Quelle est la différence entre licitation amiable et licitation judiciaire ?
La licitation amiable suppose l'accord de tous les indivisaires sur le principe et les conditions de la vente. Elle est plus rapide, moins coûteuse et permet aux parties de fixer librement le prix. La licitation judiciaire est ordonnée par le tribunal lorsqu'aucun accord n'est possible. Elle prend la forme d'une vente aux enchères publiques, avec une procédure formalisée qui dure généralement entre 12 et 24 mois.
Peut-on forcer la vente d'un bien indivis ?
Oui. L'article 815 du Code civil pose le principe que nul ne peut être contraint à demeurer dans l'indivision. Tout indivisaire peut saisir le tribunal pour demander le partage et, si le bien ne peut être partagé en nature, la vente par adjudication sur licitation. Par ailleurs, l'article 815-5-1 du Code civil permet aux indivisaires détenant au moins deux tiers des droits de demander au tribunal l'autorisation de vendre, même sans l'accord unanime.
Quel est le coût d'une licitation ?
Le coût varie selon qu'il s'agit d'une licitation amiable ou judiciaire. En licitation amiable, les frais se limitent essentiellement aux émoluments du notaire et aux droits d'enregistrement (2,50 % au profit d'un colicitant). En licitation judiciaire, il faut ajouter les honoraires d'avocat (généralement entre 3 000 et 10 000 euros selon la complexité), les frais de commissaire de justice, les frais de publicité et les éventuels frais d'expertise.
Le bien risque-t-il de se vendre en dessous de sa valeur ?

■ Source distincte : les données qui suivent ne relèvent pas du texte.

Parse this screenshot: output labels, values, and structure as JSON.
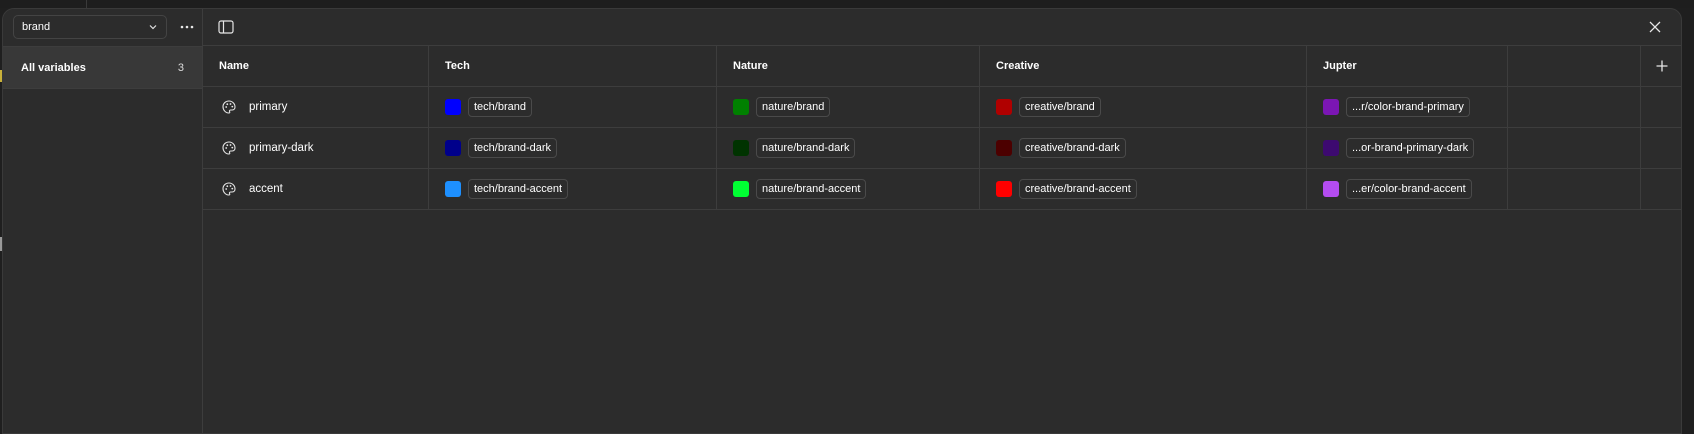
{
  "sidebar": {
    "collection_select": {
      "value": "brand"
    },
    "groups": [
      {
        "label": "All variables",
        "count": "3"
      }
    ]
  },
  "table": {
    "headers": [
      "Name",
      "Tech",
      "Nature",
      "Creative",
      "Jupter"
    ],
    "rows": [
      {
        "name": "primary",
        "values": [
          {
            "color": "#0000ff",
            "alias": "tech/brand"
          },
          {
            "color": "#008000",
            "alias": "nature/brand"
          },
          {
            "color": "#b00000",
            "alias": "creative/brand"
          },
          {
            "color": "#7b16b4",
            "alias": "...r/color-brand-primary"
          }
        ]
      },
      {
        "name": "primary-dark",
        "values": [
          {
            "color": "#00008b",
            "alias": "tech/brand-dark"
          },
          {
            "color": "#003300",
            "alias": "nature/brand-dark"
          },
          {
            "color": "#4c0000",
            "alias": "creative/brand-dark"
          },
          {
            "color": "#3d0a70",
            "alias": "...or-brand-primary-dark"
          }
        ]
      },
      {
        "name": "accent",
        "values": [
          {
            "color": "#1e90ff",
            "alias": "tech/brand-accent"
          },
          {
            "color": "#00ff33",
            "alias": "nature/brand-accent"
          },
          {
            "color": "#ff0000",
            "alias": "creative/brand-accent"
          },
          {
            "color": "#b44cf0",
            "alias": "...er/color-brand-accent"
          }
        ]
      }
    ]
  },
  "icons": {
    "variable_type": "palette-icon",
    "collection_chevron": "chevron-down-icon",
    "more": "more-horizontal-icon",
    "panel_toggle": "sidebar-toggle-icon",
    "close": "close-icon",
    "add_mode": "plus-icon"
  }
}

C'est l'un des risques majeurs de la licitation judiciaire. La vente aux enchères, dans un contexte conflictuel, aboutit fréquemment à un prix inférieur à la valeur de marché du bien. La mise à prix est généralement fixée entre 25 % et 33 % de la valeur vénale du bien pour attirer les enchérisseurs. Si le mécanisme des enchères peut faire monter le prix, il n'est pas rare que le bien soit adjugé à un prix décevant. C'est pourquoi la recherche d'un accord amiable reste toujours préférable.
Un indivisaire peut-il racheter le bien lors de la vente aux enchères ?
Oui. Tout indivisaire peut se porter enchérisseur lors de l'adjudication, au même titre que n'importe quel tiers. Il bénéficie en outre d'un droit de substitution prévu par l'article 815-15 du Code civil, qui lui permet de se substituer à l'adjudicataire dans un délai d'un mois après la vente, au prix de l'adjudication.
Quelle est la fiscalité applicable à la licitation en cas de divorce ?
En cas de divorce, la licitation au profit d'un ex-époux est soumise à un droit d'enregistrement de 2,50 % sur la valeur du bien, en application de l'article 750-II du Code général des impôts. Ce taux est supérieur au droit de partage de 1,10 % applicable aux partages consécutifs à un divorce. Cette différence de traitement fiscal doit être prise en compte dans le choix de la stratégie de sortie de l'indivision.
Le cabinet Excellim Avocats intervient-il aussi dans les licitations amiables ?
Absolument. La licitation amiable est même souvent la voie que nous privilégions en première intention. Faire des propositions amiables est une obligation légale avant toute demande de licitation judiciaire. Maître Genestier accompagne ses clients à chaque étape de la négociation : évaluation du bien, discussion des conditions de vente avec les autres indivisaires, rédaction de l'accord et suivi jusqu'à la signature chez le notaire.